Cool basics on Memory Stomp

Memory Stomp?

Many programmers have to spent several nights debugging hard-to-find bugs related to Memory Stomp. Oh :( that is ridiculous !!

The term memory stomp is used when something changes a value in memory that was not supposed to changes.

In other words, memory is "stomped" when a piece of code manipulates memory without realizing that another piece of code is using that memory in a way that conflicts.

Or, memory stomp will "stomp" on whatever happens to be in the next thing in memory after buffer.
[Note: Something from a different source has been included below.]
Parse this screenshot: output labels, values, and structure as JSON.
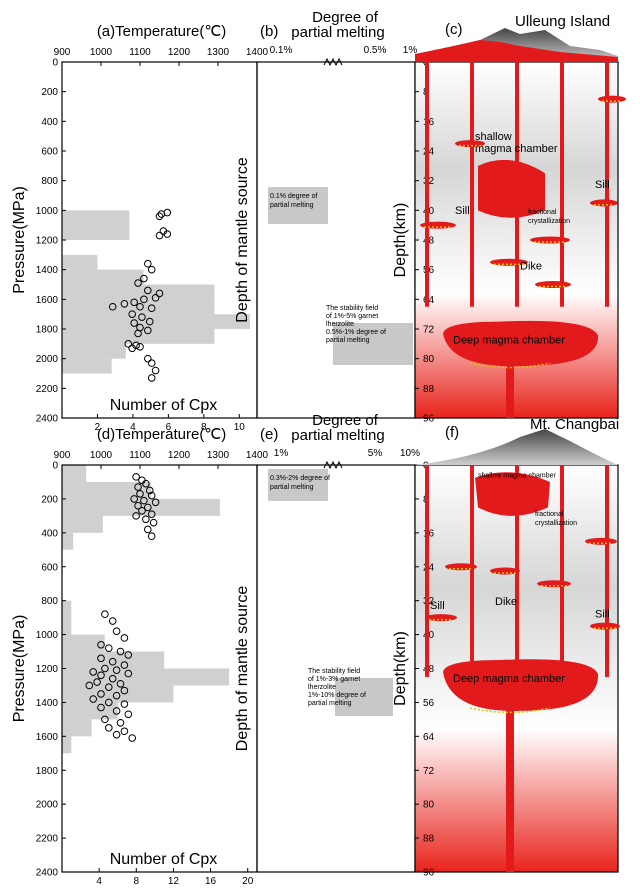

 Memory stomps can occur in several ways.
  • Buffer overrun.
  • Accessing memory after it was freed.

Buffer overrun

Say, 8 bytes of memory but then storing something past the 8th address. This memory might be used to hold something completely different. This is particularly hard to debug because the problem will appear when something tries to access the victim that was stomped on, and the code that stomped on it may be totally unrelated.

int carray[8];
for (int count = 0; count <= 8; count++) {
 carray[count] = count;
}

Buffer overrun is tricky to debug.

Because most of the time there might not be anything allocated right after the buffer in memory and so it will not have any noticeable effect or you may end up writing an acceptable range for the variable so there memory stomp focuses.

Accessing memory after it was freed

The memory may be allocated for another object. Again, the code that shows the problem may be related to the newly-allocated object that got the same address and unrelated to the code that caused the problem.